Wychowałam się na Brzechwie, jak podejrzewam każdy z mojego pokolenia. Na Tuwimie trochę mniej. Brzechwę uwielbiałam za jego abstrakcyjny humor, za jego cudowne historyjki i wierszyki. Jedną z moich ulubionych książek była Na wyspach Bergamutach z ponadczasowymi ilustracjami Zamecznika, obrazkami, które tak naprawdę mogłyby być zrobione teraz. Lubiłam też prace Mirosława Pokory. Zilustrował świetna książeczkę Babcia na jabłoni. Oczywiście także Butenko. Niewiarygodne przygody Marka Piegusa, Cyryl gdzie jesteś? Te książki miały trochę kryminału, akcję, dużo humoru, zarówno w tekście jak i ilustracjach.
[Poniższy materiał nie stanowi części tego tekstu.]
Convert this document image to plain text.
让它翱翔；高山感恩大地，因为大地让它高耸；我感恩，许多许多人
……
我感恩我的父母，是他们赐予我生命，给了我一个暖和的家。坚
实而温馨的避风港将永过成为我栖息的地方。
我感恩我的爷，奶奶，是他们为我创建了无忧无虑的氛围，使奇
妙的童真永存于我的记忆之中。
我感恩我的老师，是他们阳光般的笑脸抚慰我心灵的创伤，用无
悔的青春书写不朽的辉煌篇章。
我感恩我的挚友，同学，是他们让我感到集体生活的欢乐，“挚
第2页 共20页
Zawsze lubiłam takie opowieści i może dlatego jestem tradycyjna w moich poglądach na książki dla dzieci. Dlatego mam wątpliwości, co do trudnych, czasem drastycznych tematów, które są obecnie lansowane w literaturze dla dzieci. Zastanawiam się czy one pasują do książek dla dzieci. Choć z drugiej strony, myślę, że jest dla nich miejsce i że takie książki powinny powstawać. Jednak nie należy się dziwić, że nie są pierwszym wyborem czytelniczym.
A co myślisz o współczesnej książce skandynawskiej?

Norwegowie poprzez swój pragmatyzm reagują szybko na to, co się dzieje w codzienności. Zmiany w świecie, aktualne problemy niemal natychmiast pojawiają się w norweskich książkach dla dzieci. Ale jednocześnie norwescy pisarze mówią o tych problemach językiem przystępnym, ciekawym i niepozbawionym dobrej literackości. Podziwiam ich za to, że potrafią oddać istotę problemu, jego ciężar, a przy tym nadać mu pewną lekkość i przyswajalność. Pamiętam piękne słowa Sveina Nyhusa, dotyczące Breivika, które padły w jednym z wywiadów dla polskich czytelników. Zapytano go czy mogłaby powstać książka dla dzieci o kimś takim. Odpowiedział, że tak, bo dzieci o to pytają i trzeba im odpowiedzieć. Wyjaśnił, że dzieciom się mówi, że to jest chory człowiek, że jest to choroba. To takie oswajanie tego problemu. Mnie by to nigdy do głowy nie przyszło, ale szanuję Norwegów za to, że w bestii potrafią się doszukać człowieczeństwa. To głęboki humanizm.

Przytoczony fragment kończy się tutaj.